Obviously, The Great Gatsby has been a huge success for Fitzgerald all over the world, and has even been turned into movies, starring actors such as Leonardo DiCaprio and Carey Mulligan.
However, Tender is the Night is a less well-known story of his, and I had no expectations about this novel before I picked it up. The novel focuses on the relationship between Rosemary Hoyt, an eighteen-year-old movie star, and Dick and Nicole Diver, the couple whom Rosemary meets while on holiday in the French Riviera. They are a rich, glamorous couple who live sophisticated lives and Rosemary becomes entangled in their social circle of more sophisticated, extraordinary people. Rosemary instantly becomes infatuated with Dick Diver, and the novel follows his delicate relationship with Nicole, full of dark secrets and corruption.
Tender is the Night is a biographical novel based on Fitzgerald’s experiences on the Riviera in southern France, where the majority of the novel is set. The Fitzgerald’s were staying with Gerald and Sara Murphy, the graceful and elegant couple who were the inspiration behind Dick and Nicole Diver, along with other notable people including Picasso. The novel had mixed reviews after it was published in 1933. After the onset of the Great Depression in 1929, Americans were less interested with reading about the gay lives of the rich and famous on the Riviera.
I really loved the form of this novel. It began with Rosemary’s point of view; she was like a child, interested in everyone, with an immature and naive outlook on other people. During Book I, the narrative switches to Nicole’s point of view, only for half a chapter. Nicole demonstrates a more ‘grown-up’ approach in comparison to Rosemary, and their two narratives together expose their difference as characters. When the narrative changes again to Rosemary’s perspective, the narrator literally exclaims: “to resume Rosemary’s point of view…” By the end of Book I, I found myself not focusing on what was being said, and becoming a bit bored. However, Book II changed everything for me. It goes back to when Dick and Nicole met. Dick is away at war and, having met once, Nicole declares she should have a pen-friend who she can write to when she feels the need and the novel changes to epistolary form. I absolutely loved Chapter 10, Book II, as it’s from Nicole’s point of view and whizzes through her entire relationship with Dick, from when they got married to when they first saw Rosemary on the beach. I really loved the way Fitzgerald did this; Book I demonstrates Rosemary’s first impression of Dick and Nicole whereas Book II demonstrates Dick and Nicole’s first impressions of Rosemary.
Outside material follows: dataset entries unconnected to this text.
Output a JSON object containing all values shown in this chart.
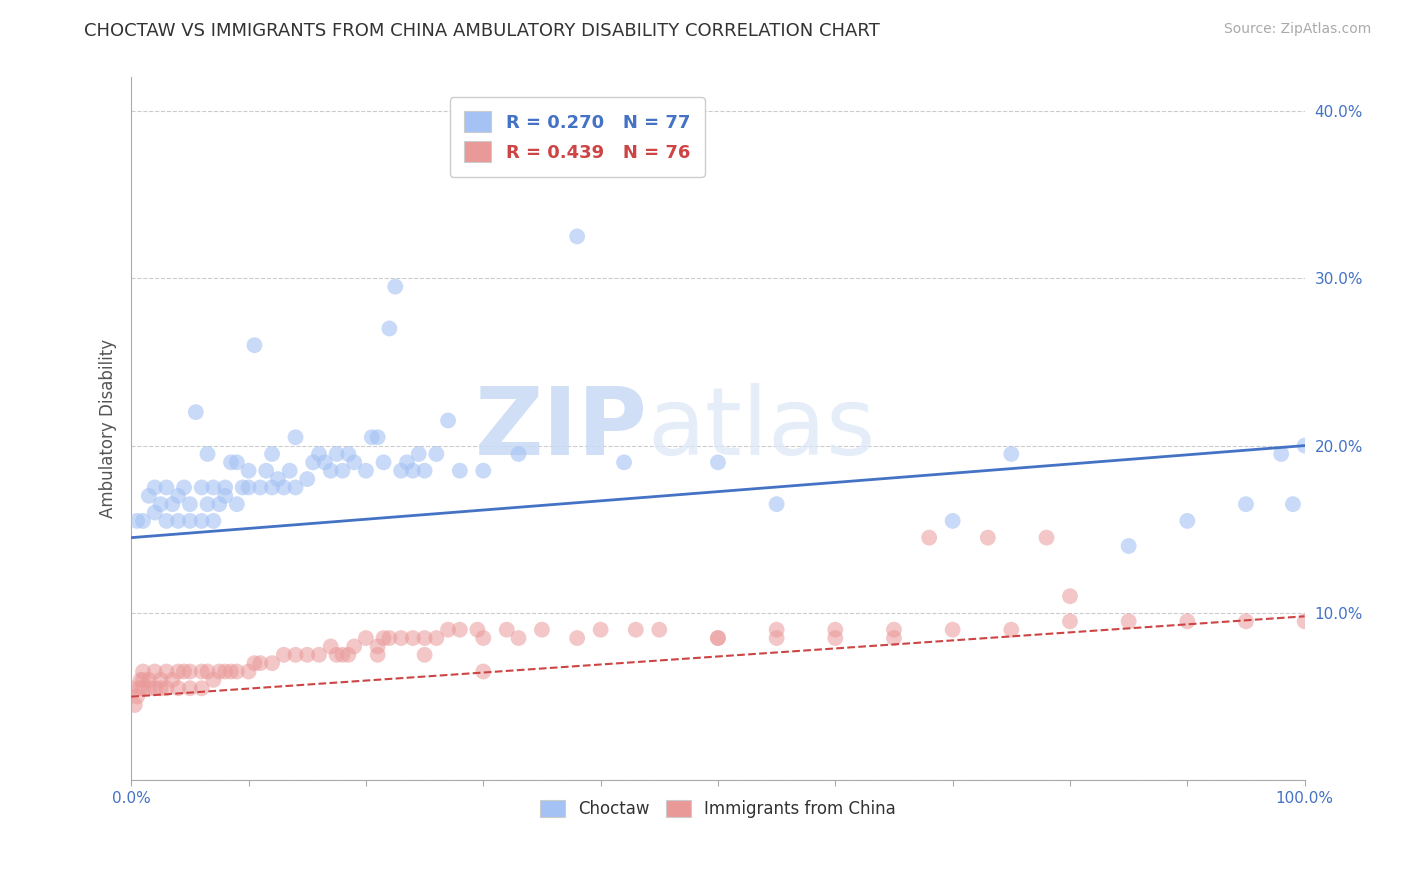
{
  "title": "CHOCTAW VS IMMIGRANTS FROM CHINA AMBULATORY DISABILITY CORRELATION CHART",
  "source": "Source: ZipAtlas.com",
  "ylabel": "Ambulatory Disability",
  "xlim": [
    0,
    1.0
  ],
  "ylim": [
    0,
    0.42
  ],
  "xticks": [
    0.0,
    0.1,
    0.2,
    0.3,
    0.4,
    0.5,
    0.6,
    0.7,
    0.8,
    0.9,
    1.0
  ],
  "xticklabels_show": [
    "0.0%",
    "",
    "",
    "",
    "",
    "",
    "",
    "",
    "",
    "",
    "100.0%"
  ],
  "yticks": [
    0.0,
    0.1,
    0.2,
    0.3,
    0.4
  ],
  "yticklabels": [
    "",
    "10.0%",
    "20.0%",
    "30.0%",
    "40.0%"
  ],
  "blue_color": "#a4c2f4",
  "pink_color": "#ea9999",
  "blue_line_color": "#4472c4",
  "pink_line_color": "#cc4444",
  "legend_R_blue": "R = 0.270",
  "legend_N_blue": "N = 77",
  "legend_R_pink": "R = 0.439",
  "legend_N_pink": "N = 76",
  "watermark_zip": "ZIP",
  "watermark_atlas": "atlas",
  "blue_scatter_x": [
    0.005,
    0.01,
    0.015,
    0.02,
    0.02,
    0.025,
    0.03,
    0.03,
    0.035,
    0.04,
    0.04,
    0.045,
    0.05,
    0.05,
    0.055,
    0.06,
    0.06,
    0.065,
    0.065,
    0.07,
    0.07,
    0.075,
    0.08,
    0.08,
    0.085,
    0.09,
    0.09,
    0.095,
    0.1,
    0.1,
    0.105,
    0.11,
    0.115,
    0.12,
    0.12,
    0.125,
    0.13,
    0.135,
    0.14,
    0.14,
    0.15,
    0.155,
    0.16,
    0.165,
    0.17,
    0.175,
    0.18,
    0.185,
    0.19,
    0.2,
    0.205,
    0.21,
    0.215,
    0.22,
    0.225,
    0.23,
    0.235,
    0.24,
    0.245,
    0.25,
    0.26,
    0.27,
    0.28,
    0.3,
    0.33,
    0.38,
    0.42,
    0.5,
    0.55,
    0.7,
    0.75,
    0.85,
    0.9,
    0.95,
    0.98,
    0.99,
    1.0
  ],
  "blue_scatter_y": [
    0.155,
    0.155,
    0.17,
    0.16,
    0.175,
    0.165,
    0.155,
    0.175,
    0.165,
    0.155,
    0.17,
    0.175,
    0.155,
    0.165,
    0.22,
    0.175,
    0.155,
    0.165,
    0.195,
    0.175,
    0.155,
    0.165,
    0.17,
    0.175,
    0.19,
    0.165,
    0.19,
    0.175,
    0.175,
    0.185,
    0.26,
    0.175,
    0.185,
    0.175,
    0.195,
    0.18,
    0.175,
    0.185,
    0.175,
    0.205,
    0.18,
    0.19,
    0.195,
    0.19,
    0.185,
    0.195,
    0.185,
    0.195,
    0.19,
    0.185,
    0.205,
    0.205,
    0.19,
    0.27,
    0.295,
    0.185,
    0.19,
    0.185,
    0.195,
    0.185,
    0.195,
    0.215,
    0.185,
    0.185,
    0.195,
    0.325,
    0.19,
    0.19,
    0.165,
    0.155,
    0.195,
    0.14,
    0.155,
    0.165,
    0.195,
    0.165,
    0.2
  ],
  "pink_scatter_x": [
    0.0,
    0.003,
    0.005,
    0.007,
    0.008,
    0.01,
    0.01,
    0.01,
    0.015,
    0.015,
    0.02,
    0.02,
    0.025,
    0.025,
    0.03,
    0.03,
    0.035,
    0.04,
    0.04,
    0.045,
    0.05,
    0.05,
    0.06,
    0.06,
    0.065,
    0.07,
    0.075,
    0.08,
    0.085,
    0.09,
    0.1,
    0.105,
    0.11,
    0.12,
    0.13,
    0.14,
    0.15,
    0.16,
    0.17,
    0.175,
    0.18,
    0.185,
    0.19,
    0.2,
    0.21,
    0.215,
    0.22,
    0.23,
    0.24,
    0.25,
    0.26,
    0.27,
    0.28,
    0.295,
    0.3,
    0.32,
    0.33,
    0.35,
    0.38,
    0.4,
    0.43,
    0.45,
    0.5,
    0.55,
    0.6,
    0.65,
    0.7,
    0.75,
    0.8,
    0.85,
    0.9,
    0.95,
    1.0,
    0.21,
    0.25,
    0.3
  ],
  "pink_scatter_y": [
    0.055,
    0.045,
    0.05,
    0.055,
    0.06,
    0.055,
    0.06,
    0.065,
    0.055,
    0.06,
    0.055,
    0.065,
    0.055,
    0.06,
    0.055,
    0.065,
    0.06,
    0.055,
    0.065,
    0.065,
    0.055,
    0.065,
    0.055,
    0.065,
    0.065,
    0.06,
    0.065,
    0.065,
    0.065,
    0.065,
    0.065,
    0.07,
    0.07,
    0.07,
    0.075,
    0.075,
    0.075,
    0.075,
    0.08,
    0.075,
    0.075,
    0.075,
    0.08,
    0.085,
    0.08,
    0.085,
    0.085,
    0.085,
    0.085,
    0.085,
    0.085,
    0.09,
    0.09,
    0.09,
    0.085,
    0.09,
    0.085,
    0.09,
    0.085,
    0.09,
    0.09,
    0.09,
    0.085,
    0.09,
    0.09,
    0.09,
    0.09,
    0.09,
    0.095,
    0.095,
    0.095,
    0.095,
    0.095,
    0.075,
    0.075,
    0.065
  ],
  "blue_line_y_start": 0.145,
  "blue_line_y_end": 0.2,
  "pink_line_y_start": 0.05,
  "pink_line_y_end": 0.098,
  "pink_extra_x": [
    0.5,
    0.55,
    0.6,
    0.65,
    0.68,
    0.73,
    0.78,
    0.8
  ],
  "pink_extra_y": [
    0.085,
    0.085,
    0.085,
    0.085,
    0.145,
    0.145,
    0.145,
    0.11
  ]
}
Nicole Diver, her brown back hanging from her pearls, was looking through a recipe book for chicken Maryland. She was about twenty-four, Rosemary guessed – her face could have been described in terms of conventional prettiness, but the effect was that it had been made first on the heroic scale, with strong structure and marking, as if the features and vividness of brow and coloring, everything we associate with temperament and character, had been molded with a Rodinesque intention, and then chiselled away in the direction of prettiness to a point where a single slip would have irreparably diminished its force and quality. With the mouth the sculptor had taken desperate chances – it was the cupid’s bow of a magazine cover, yet it shared the distinction with the rest.
I am among friends who like me. I am here on this tranquil beach with my husband and two children. Everything is alright – if I can finish translating this damn recipe for chicken a la Maryland into French. My toes feel warm in the sand.
“Yes, I’ll look. More new people – oh, that girl – yes. Who did you say she looked like…No, I haven’t, we don’t get much chance to see the new American pictures over here. Rosemary who? Well, we’re getting very fashionable for July – seems very peculiar to me. Yes, she’s lovely, but there can be too many people.”
Rosemary is clearly infatuated by Nicole’s beauty and her demeanor, however Nicole is very disinterested with Rosemary, despite the fact she is a celebrity.
I really loved this novel, especially the turns the plot takes towards the end.